# Calculating Fairness Metrics



We will use the census adult income dataset from the UCI ML repository for our example.

Our target is income bracket -- it is a binary variable (either <=50k or >50k).

We will use gender as our protected attribute in this example.

In [None]:
import numpy as np
import pandas as pd

In [None]:
df = pd.read_csv('https://www.dropbox.com/s/j8scafz8tu8z8zc/census_adult_income.csv?dl=1')

In [None]:
df

Unnamed: 0,age,workclass,functional_weight,education,education_num,marital_status,occupation,relationship,race,sex,capital_gain,capital_loss,hours_per_week,native_country,income_bracket
0,39,Private,297847,9th,5,Married-civ-spouse,Other-service,Wife,Black,Female,3411,0,34,United-States,<=50K
1,72,Private,74141,9th,5,Married-civ-spouse,Exec-managerial,Wife,Asian-Pac-Islander,Female,0,0,48,United-States,>50K
2,45,Private,178215,9th,5,Married-civ-spouse,Machine-op-inspct,Wife,White,Female,0,0,40,United-States,>50K
3,31,Private,86958,9th,5,Married-civ-spouse,Exec-managerial,Wife,White,Female,0,0,40,United-States,<=50K
4,55,Private,176012,9th,5,Married-civ-spouse,Tech-support,Wife,White,Female,0,0,23,United-States,<=50K
...,...,...,...,...,...,...,...,...,...,...,...,...,...,...,...
32556,20,Private,86143,Some-college,10,Never-married,Other-service,Other-relative,Asian-Pac-Islander,Male,0,0,30,United-States,<=50K
32557,48,Private,350440,Some-college,10,Married-civ-spouse,Craft-repair,Other-relative,Asian-Pac-Islander,Male,0,0,40,Cambodia,>50K
32558,22,Local-gov,195532,Some-college,10,Never-married,Protective-serv,Other-relative,White,Female,0,0,43,United-States,<=50K
32559,20,Private,176321,Some-college,10,Never-married,Adm-clerical,Other-relative,White,Female,0,0,20,United-States,<=50K


We will create binary columns for gender and income bracket (our target variable).

In [None]:
df['gender'] = (df['sex'] == ' Female')

In [None]:
df['target'] = (df['income_bracket'] == ' >50K')

In [None]:
df = df.drop(['sex', 'income_bracket'], axis=1)

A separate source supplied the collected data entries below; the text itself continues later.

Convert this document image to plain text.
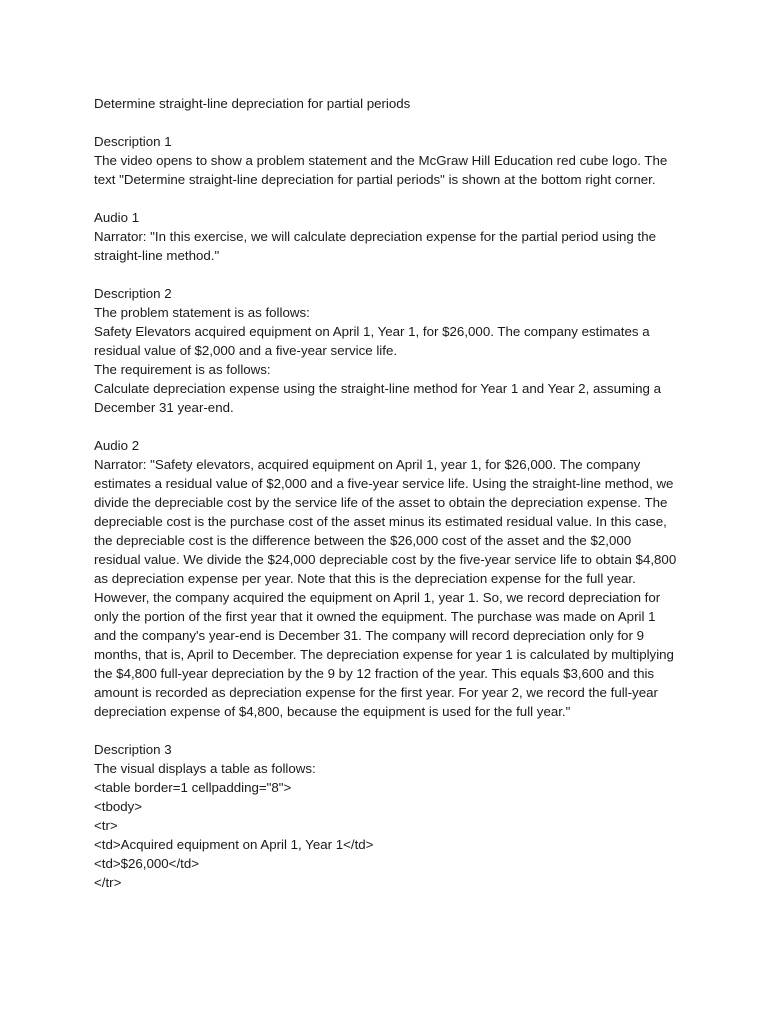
Determine straight-line depreciation for partial periods
Description 1
The video opens to show a problem statement and the McGraw Hill Education red cube logo. The text "Determine straight-line depreciation for partial periods" is shown at the bottom right corner.
Audio 1
Narrator: "In this exercise, we will calculate depreciation expense for the partial period using the straight-line method."
Description 2
The problem statement is as follows:
Safety Elevators acquired equipment on April 1, Year 1, for $26,000. The company estimates a residual value of $2,000 and a five-year service life.
The requirement is as follows:
Calculate depreciation expense using the straight-line method for Year 1 and Year 2, assuming a December 31 year-end.
Audio 2
Narrator: "Safety elevators, acquired equipment on April 1, year 1, for $26,000. The company estimates a residual value of $2,000 and a five-year service life. Using the straight-line method, we divide the depreciable cost by the service life of the asset to obtain the depreciation expense. The depreciable cost is the purchase cost of the asset minus its estimated residual value. In this case, the depreciable cost is the difference between the $26,000 cost of the asset and the $2,000 residual value. We divide the $24,000 depreciable cost by the five-year service life to obtain $4,800 as depreciation expense per year. Note that this is the depreciation expense for the full year. However, the company acquired the equipment on April 1, year 1. So, we record depreciation for only the portion of the first year that it owned the equipment. The purchase was made on April 1 and the company's year-end is December 31. The company will record depreciation only for 9 months, that is, April to December. The depreciation expense for year 1 is calculated by multiplying the $4,800 full-year depreciation by the 9 by 12 fraction of the year. This equals $3,600 and this amount is recorded as depreciation expense for the first year. For year 2, we record the full-year depreciation expense of $4,800, because the equipment is used for the full year."
Description 3
The visual displays a table as follows:
<table border=1 cellpadding="8">
<tbody>
<tr>
<td>Acquired equipment on April 1, Year 1</td>
<td>$26,000</td>
</tr>
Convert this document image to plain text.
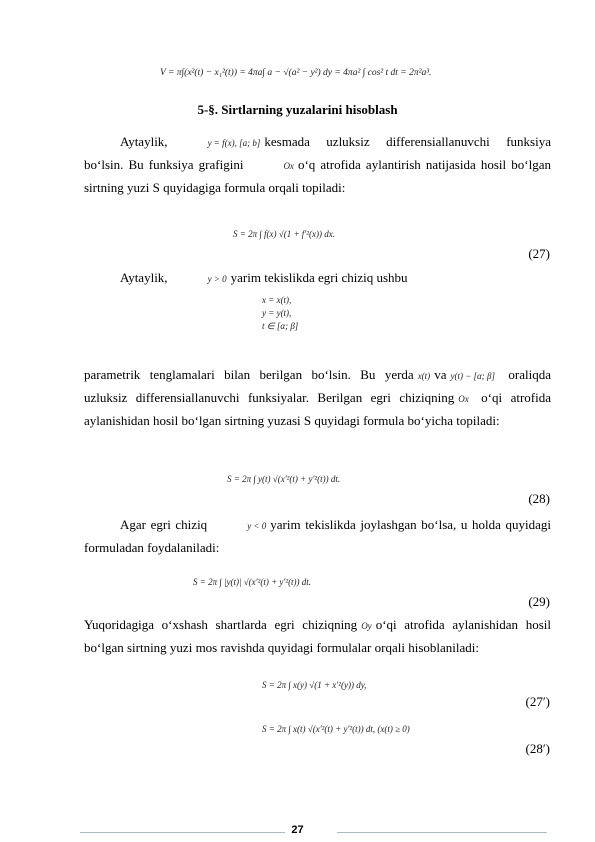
V = π∫(x²(t) − x₁²(t)) = 4πa∫ a − √(a² − y²) dy = 4πa² ∫ cos² t dt = 2π²a³.
5-§. Sirtlarning yuzalarini hisoblash
Aytaylik,	y = f(x), [a; b] kesmada uzluksiz differensiallanuvchi funksiya bo‘lsin. Bu funksiya grafigini	Ox o‘q atrofida aylantirish natijasida hosil bo‘lgan sirtning yuzi S quyidagiga formula orqali topiladi:
S = 2π ∫ f(x) √(1 + f′²(x)) dx.
(27)
Aytaylik,	y > 0 yarim tekislikda egri chiziq ushbu
x = x(t),
y = y(t),
t ∈ [α; β]
parametrik tenglamalari bilan berilgan bo‘lsin. Bu yerda x(t) va y(t) − [α; β] oraliqda uzluksiz differensiallanuvchi funksiyalar. Berilgan egri chiziqning Ox o‘qi atrofida aylanishidan hosil bo‘lgan sirtning yuzasi S quyidagi formula bo‘yicha topiladi:
S = 2π ∫ y(t) √(x′²(t) + y′²(t)) dt.
(28)
Agar egri chiziq	y < 0 yarim tekislikda joylashgan bo‘lsa, u holda quyidagi formuladan foydalaniladi:
S = 2π ∫ |y(t)| √(x′²(t) + y′²(t)) dt.
(29)
Yuqoridagiga o‘xshash shartlarda egri chiziqning Oy o‘qi atrofida aylanishidan hosil bo‘lgan sirtning yuzi mos ravishda quyidagi formulalar orqali hisoblaniladi:
S = 2π ∫ x(y) √(1 + x′²(y)) dy,
(27′)
S = 2π ∫ x(t) √(x′²(t) + y′²(t)) dt, (x(t) ≥ 0)
(28′)
27
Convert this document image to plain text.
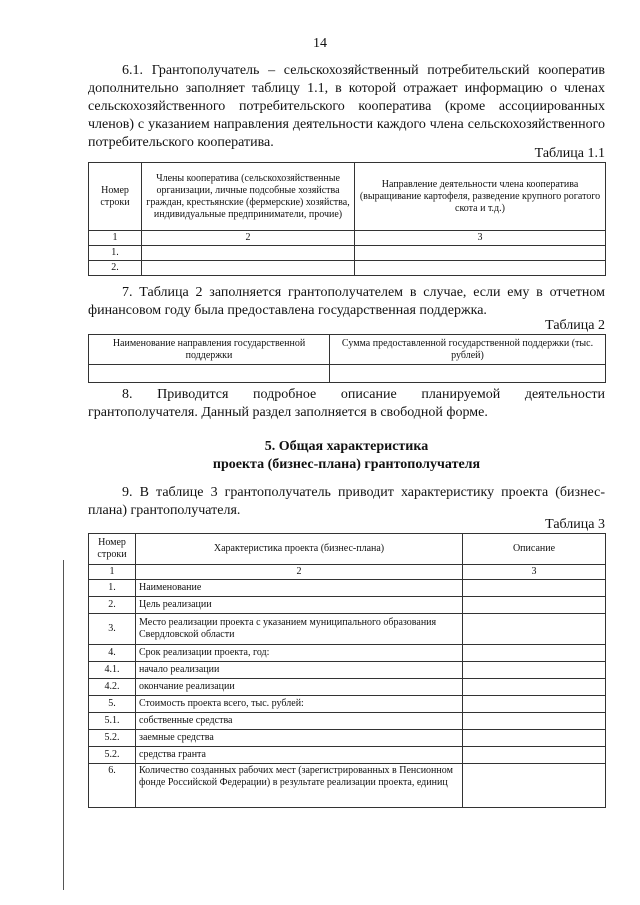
14
6.1. Грантополучатель – сельскохозяйственный потребительский кооператив дополнительно заполняет таблицу 1.1, в которой отражает информацию о членах сельскохозяйственного потребительского кооператива (кроме ассоциированных членов) с указанием направления деятельности каждого члена сельскохозяйственного потребительского кооператива.
Таблица 1.1
Номер строки	Члены кооператива (сельскохозяйственные организации, личные подсобные хозяйства граждан, крестьянские (фермерские) хозяйства, индивидуальные предприниматели, прочие)	Направление деятельности члена кооператива (выращивание картофеля, разведение крупного рогатого скота и т.д.)
1	2	3
1.		
2.		
7. Таблица 2 заполняется грантополучателем в случае, если ему в отчетном финансовом году была предоставлена государственная поддержка.
Таблица 2
Наименование направления государственной поддержки	Сумма предоставленной государственной поддержки (тыс. рублей)

8. Приводится подробное описание планируемой деятельности грантополучателя. Данный раздел заполняется в свободной форме.
5. Общая характеристика
проекта (бизнес-плана) грантополучателя
9. В таблице 3 грантополучатель приводит характеристику проекта (бизнес-плана) грантополучателя.
Таблица 3
Номер строки	Характеристика проекта (бизнес-плана)	Описание
1	2	3
1.	Наименование	
2.	Цель реализации	
3.	Место реализации проекта с указанием муниципального образования Свердловской области	
4.	Срок реализации проекта, год:	
4.1.	начало реализации	
4.2.	окончание реализации	
5.	Стоимость проекта всего, тыс. рублей:	
5.1.	собственные средства	
5.2.	заемные средства	
5.2.	средства гранта	
6.	Количество созданных рабочих мест (зарегистрированных в Пенсионном фонде Российской Федерации) в результате реализации проекта, единиц	
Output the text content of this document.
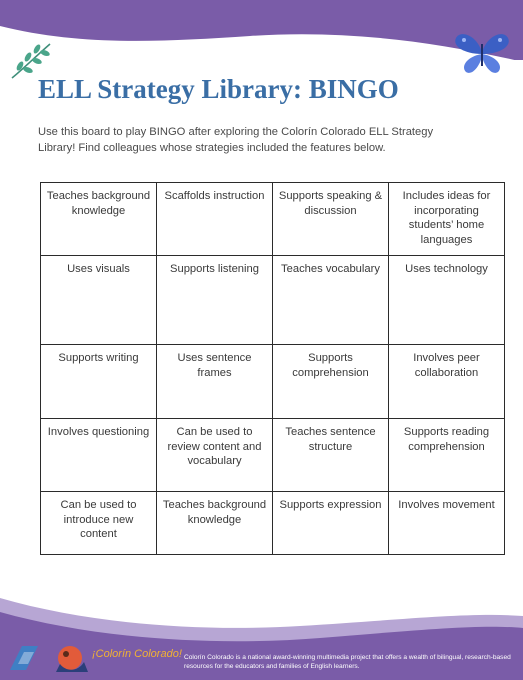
ELL Strategy Library: BINGO

Use this board to play BINGO after exploring the Colorín Colorado ELL Strategy Library! Find colleagues whose strategies included the features below.

Teaches background knowledge	Scaffolds instruction	Supports speaking & discussion	Includes ideas for incorporating students’ home languages

Uses visuals	Supports listening	Teaches vocabulary	Uses technology

Supports writing	Uses sentence frames	Supports comprehension	Involves peer collaboration

Involves questioning	Can be used to review content and vocabulary	Teaches sentence structure	Supports reading comprehension

Can be used to introduce new content	Teaches background knowledge	Supports expression	Involves movement
¡Colorín Colorado! Colorín Colorado is a national award-winning multimedia project that offers a wealth of bilingual, research-based resources for the educators and families of English learners.
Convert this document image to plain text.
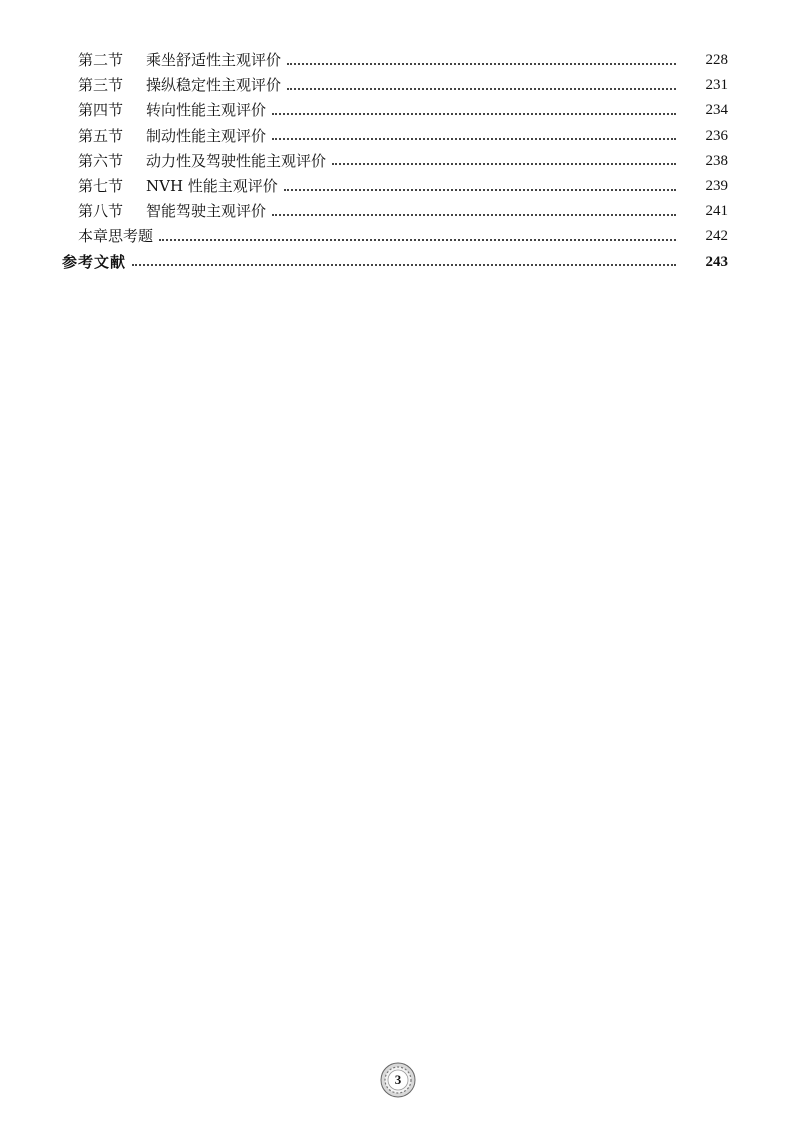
第二节	乘坐舒适性主观评价	228
第三节	操纵稳定性主观评价	231
第四节	转向性能主观评价	234
第五节	制动性能主观评价	236
第六节	动力性及驾驶性能主观评价	238
第七节	NVH 性能主观评价	239
第八节	智能驾驶主观评价	241
本章思考题	242
参考文献	243
3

Now we will build a column transformer to standardize / encode our independent variables:
* Gender
* Hours per week
* Working class
* Marital status
* Education
* Occupation

The rest of the variables (including the target) will be dropped.

In [None]:
from sklearn.compose import make_column_transformer
from sklearn.preprocessing import OrdinalEncoder, StandardScaler, OneHotEncoder

ct = make_column_transformer(
    (OrdinalEncoder(), ['gender']),
    (StandardScaler(), ['hours_per_week']),
    (OneHotEncoder(), ['workclass', 'marital_status', 'education', 'occupation']),
    remainder='drop'
)

Here we prepare an 80% training split.

In [None]:
df_train = df.sample(frac=0.8, random_state=1234)
df_test = df.drop(df_train.index)

Time to train the logistic regression model.

In [None]:
from sklearn.pipeline import make_pipeline
from sklearn.linear_model import LogisticRegression

model = LogisticRegression(max_iter=1000)
pipeline = make_pipeline(ct, model)
pipeline.fit(df_train, df_train['target'])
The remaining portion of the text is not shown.